Well, it’s a little bit influenced by one asset that just kept whiffing. Apparently Matcha doesn’t recognize the existence of 3CRV. When trying to route it through Uniswap, it erases all your money, as happens to so many Uniswap users. Whoopsie.
So we learned Matcha is not great at routing Curve pools. Let’s refine it to see how it compares against pools it recognizes. Knock out everything with 3CRV, and Matcha’s quote drops to 2.05% below the best quote.
Really, 2.05%? That’s quite near Curve, which we threw in and deliberately nerfed. We should expect an aggregator of several AMMs to significantly outperform a single AMM. However, it is the case that Matcha struggled with some of the more complex trades.
The big reason appears to be a poor job of integrating Curve routing. For example, in these trials 1Inch weighted trades about 51% through Uniswap, 45% through Curve. 1Inch also performed very well — usually within .05% of the best price.
In contrast, Matcha also routed about 50% through Uniswap, but just 19% through Curve. The result is underperforming on the range of 2% to 18% for its users. Yikes.
So let’s be exceedingly generous and imagine users are smart enough to heed any slippage warnings. We’ll only consider trades where Matcha did not have such high miss rates. In these cases, we see that Matcha improves to 0.14% below the optimum.
Not too bad, but if we’re going to be so generous to Matcha, we should consider being equally generous to Curve.
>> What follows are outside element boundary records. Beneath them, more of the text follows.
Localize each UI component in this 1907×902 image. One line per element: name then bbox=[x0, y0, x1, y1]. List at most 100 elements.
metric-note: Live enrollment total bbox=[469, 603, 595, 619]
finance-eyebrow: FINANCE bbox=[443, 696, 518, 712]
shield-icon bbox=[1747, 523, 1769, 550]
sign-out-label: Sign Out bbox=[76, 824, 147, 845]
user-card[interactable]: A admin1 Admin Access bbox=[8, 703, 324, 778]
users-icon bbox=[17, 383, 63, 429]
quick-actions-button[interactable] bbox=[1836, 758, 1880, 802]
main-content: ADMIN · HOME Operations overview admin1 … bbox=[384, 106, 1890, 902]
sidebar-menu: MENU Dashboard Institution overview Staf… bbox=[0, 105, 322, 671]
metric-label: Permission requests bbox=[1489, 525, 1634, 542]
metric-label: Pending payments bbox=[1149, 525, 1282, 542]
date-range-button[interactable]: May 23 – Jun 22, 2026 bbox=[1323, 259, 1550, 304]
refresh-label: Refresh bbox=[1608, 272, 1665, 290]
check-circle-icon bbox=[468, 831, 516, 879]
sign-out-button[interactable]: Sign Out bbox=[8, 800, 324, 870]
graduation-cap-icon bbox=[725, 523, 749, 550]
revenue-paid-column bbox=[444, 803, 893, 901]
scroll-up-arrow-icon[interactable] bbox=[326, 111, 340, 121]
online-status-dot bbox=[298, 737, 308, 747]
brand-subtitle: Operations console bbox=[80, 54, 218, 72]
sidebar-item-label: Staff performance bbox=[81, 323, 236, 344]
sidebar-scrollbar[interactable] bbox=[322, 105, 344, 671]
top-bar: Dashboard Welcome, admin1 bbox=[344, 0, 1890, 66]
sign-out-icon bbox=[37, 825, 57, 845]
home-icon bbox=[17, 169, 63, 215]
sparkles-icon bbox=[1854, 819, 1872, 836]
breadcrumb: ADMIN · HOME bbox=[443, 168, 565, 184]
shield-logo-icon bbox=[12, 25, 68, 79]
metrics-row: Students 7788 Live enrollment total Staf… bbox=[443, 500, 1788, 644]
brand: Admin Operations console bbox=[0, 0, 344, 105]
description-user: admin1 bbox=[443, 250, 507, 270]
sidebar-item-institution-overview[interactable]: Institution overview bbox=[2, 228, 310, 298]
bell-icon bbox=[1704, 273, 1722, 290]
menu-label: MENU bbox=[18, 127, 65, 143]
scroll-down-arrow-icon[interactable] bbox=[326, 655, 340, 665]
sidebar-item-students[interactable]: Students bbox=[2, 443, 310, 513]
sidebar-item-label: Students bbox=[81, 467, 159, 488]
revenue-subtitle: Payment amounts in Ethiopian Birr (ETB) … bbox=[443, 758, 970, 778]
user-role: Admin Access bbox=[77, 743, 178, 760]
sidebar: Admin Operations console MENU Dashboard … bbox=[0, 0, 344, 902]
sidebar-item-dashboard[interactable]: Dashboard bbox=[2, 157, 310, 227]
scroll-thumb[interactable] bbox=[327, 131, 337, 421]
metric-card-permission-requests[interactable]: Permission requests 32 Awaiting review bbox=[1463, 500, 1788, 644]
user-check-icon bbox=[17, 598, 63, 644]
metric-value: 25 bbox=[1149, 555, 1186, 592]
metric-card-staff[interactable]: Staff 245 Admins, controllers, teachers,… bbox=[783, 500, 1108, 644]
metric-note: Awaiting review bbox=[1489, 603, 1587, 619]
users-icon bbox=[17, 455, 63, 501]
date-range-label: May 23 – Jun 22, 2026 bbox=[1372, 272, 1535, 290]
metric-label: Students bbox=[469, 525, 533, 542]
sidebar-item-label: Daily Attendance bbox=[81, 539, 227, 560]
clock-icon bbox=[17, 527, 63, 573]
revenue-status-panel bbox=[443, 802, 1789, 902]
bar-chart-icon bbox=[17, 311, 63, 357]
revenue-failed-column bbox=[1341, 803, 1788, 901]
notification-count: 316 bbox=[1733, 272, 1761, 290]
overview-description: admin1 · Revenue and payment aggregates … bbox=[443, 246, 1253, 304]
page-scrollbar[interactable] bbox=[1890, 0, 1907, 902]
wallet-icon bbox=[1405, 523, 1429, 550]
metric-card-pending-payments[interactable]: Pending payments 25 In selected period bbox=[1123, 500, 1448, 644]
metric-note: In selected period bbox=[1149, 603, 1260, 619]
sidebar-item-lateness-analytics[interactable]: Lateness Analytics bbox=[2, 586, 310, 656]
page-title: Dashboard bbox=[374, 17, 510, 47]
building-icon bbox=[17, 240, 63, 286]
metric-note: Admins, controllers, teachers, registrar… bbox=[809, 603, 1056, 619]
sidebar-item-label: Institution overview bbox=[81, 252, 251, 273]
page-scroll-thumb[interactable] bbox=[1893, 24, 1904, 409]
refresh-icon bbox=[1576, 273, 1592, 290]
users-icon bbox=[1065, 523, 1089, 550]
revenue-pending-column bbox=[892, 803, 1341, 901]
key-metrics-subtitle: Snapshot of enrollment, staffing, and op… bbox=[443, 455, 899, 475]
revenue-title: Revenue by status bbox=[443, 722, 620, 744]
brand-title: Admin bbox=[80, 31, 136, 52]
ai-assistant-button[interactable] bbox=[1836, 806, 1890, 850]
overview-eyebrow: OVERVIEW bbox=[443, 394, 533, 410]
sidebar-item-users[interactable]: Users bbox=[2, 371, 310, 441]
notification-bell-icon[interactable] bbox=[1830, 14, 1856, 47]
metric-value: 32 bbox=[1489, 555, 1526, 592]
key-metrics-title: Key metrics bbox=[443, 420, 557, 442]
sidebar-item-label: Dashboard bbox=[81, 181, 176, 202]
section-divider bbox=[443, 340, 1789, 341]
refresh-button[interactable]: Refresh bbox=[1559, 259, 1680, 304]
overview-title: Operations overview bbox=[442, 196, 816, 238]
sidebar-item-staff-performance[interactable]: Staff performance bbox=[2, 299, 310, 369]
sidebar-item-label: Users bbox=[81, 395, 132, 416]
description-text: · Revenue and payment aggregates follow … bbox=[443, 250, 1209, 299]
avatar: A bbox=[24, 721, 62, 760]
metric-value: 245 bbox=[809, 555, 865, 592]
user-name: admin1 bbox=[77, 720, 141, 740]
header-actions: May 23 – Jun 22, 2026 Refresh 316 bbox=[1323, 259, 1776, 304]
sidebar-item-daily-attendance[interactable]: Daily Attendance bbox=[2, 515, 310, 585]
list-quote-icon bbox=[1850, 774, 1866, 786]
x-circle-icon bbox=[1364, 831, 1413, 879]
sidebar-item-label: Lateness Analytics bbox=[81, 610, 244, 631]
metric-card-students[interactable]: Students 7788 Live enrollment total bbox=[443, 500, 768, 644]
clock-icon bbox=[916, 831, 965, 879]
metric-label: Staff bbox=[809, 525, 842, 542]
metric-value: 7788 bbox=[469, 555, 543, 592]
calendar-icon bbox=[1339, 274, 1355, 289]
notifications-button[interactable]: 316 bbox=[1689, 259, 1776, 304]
After all, we specifically selected a few Curve pools with lower liquidity to see the effects, and even then Curve averaged just 2% below optimum. However, wipe out the pools with >1% price movement, and Curve improves to a resounding .12% below the optimum price. Not bad, considering Curve doesn’t have the crutch of routing through other exchanges.
With this mostly uniform comparison, we can fit them on a reasonable chart.
It’s fair to say, without qualification, that the numbers are phenomenal for DefiLlama. The service launched just a few days ago, and already is outperforming all others. Impressive work!
Several other questions from above dealt with Curve utilization by aggregators. We got a glimpse of the top line numbers above — where 1Inch outperformed Matcha in part by integrating more Curve routing. For these assets where Curve has liquidity, we saw optimum routing include sending about half the transaction weight through Curve.
Curve’s focus on low slippage for high dollar trades does show up a bit in the evidence. Looking into 1Inch routing, among shrimp-sized trades it only threw about 38% of trades through a Curve pool. When handling whale trades, this number jumped to 54%. In contrast, whale trades saw Uniswap weight drop from 54% to 48%. These numbers also showed up on Matcha, which is not so well integrated with Curve.
Our recommendation? Use DefiLlama, maybe shop around at
Considerations
The biggest thing to keep in mind with all this is the biased sample of assets. Different results would probably come by sampling actual trades and tracking the results.
Of course, maybe a dozen other aggregators exist. We can’t rule out that other aggregators may do even better.
Other chains may be different, especially given reduced gas costs.
We didn’t account too much for the fact DefiLlama considers gas costs in their calculations — we didn’t have to as they outperformed, but their hit rate may be even better if this was backed out.
Several holes exist, but as a quick snapshot it was a useful way to view some of the trends. Hopefully this can inspire more diligent researchers inclined to give the subject its due!